25-го числа вступили в округ Синиангу и женщины встретили нас приветственным лю-лю-люканьем; оказалось, что тут уже прослышали о нашей «маленькой войне» с уасухумами и каждый встречный старшина выражал надежду что мы хорошенько проучили этот скверный народ, который всегда притесняет проезжих и чужестранцев, да и всем соседям надоел. [398]

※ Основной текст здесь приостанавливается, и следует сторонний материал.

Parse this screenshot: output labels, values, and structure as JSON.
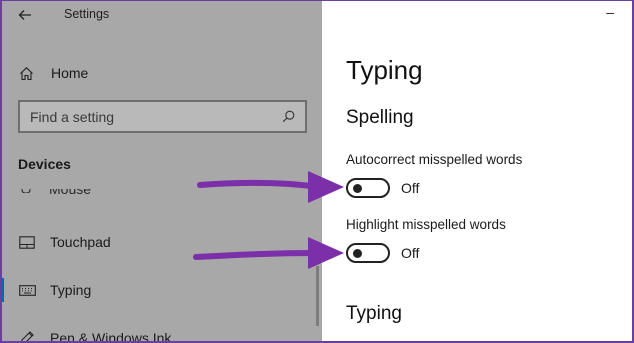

Переходя из одного мелкого округа в другой и всюду встречая совершенно отдельное, обособленное правительство, со своим царьком или начальником, с советом старшин, с присущими местным обывателям нравами и обычаями, нам приходилось считаться еще с личными особенностями главы каждого из этих крошечных государств и менять свой способ обращения с ними согласно возрасту, смышлености и личным вкусам всякого из них. Вращаясь в этих мелких сферах, мы были вынуждены приноравливаться к ним и повсюду удовлетворять предъявляемым требованиям. Вот, например, маленький округ Синианга, с населением никак не больше двух тысяч душ, а между тем начальник его и старшины гордятся своими порядками ни чуть не меньше того, чем иной монарх со своим сенатом гордятся настоящею империей. Здешний правитель сам чувствовал себя не очень сильным и отлично сознавал, что хорохориться ему не пристало, а излишняя навязчивость может быть даже опасна; и тем не менее он настойчиво требовал с нас пошлин, в тех размерах какие считал правильными. Мы уплатили все сполна, сопровождая свою дань приветливыми словами. Местный владыка не захотел остаться в долгу и с не меньшею любезностью прислал отдарить нас; тогда и его подданные поспешили к нам в лагерь и натащили кукурузы и прочей провизии, на промен за наши ткани и бусы. Во время этого менового базара они дружились и братались с нашими людьми.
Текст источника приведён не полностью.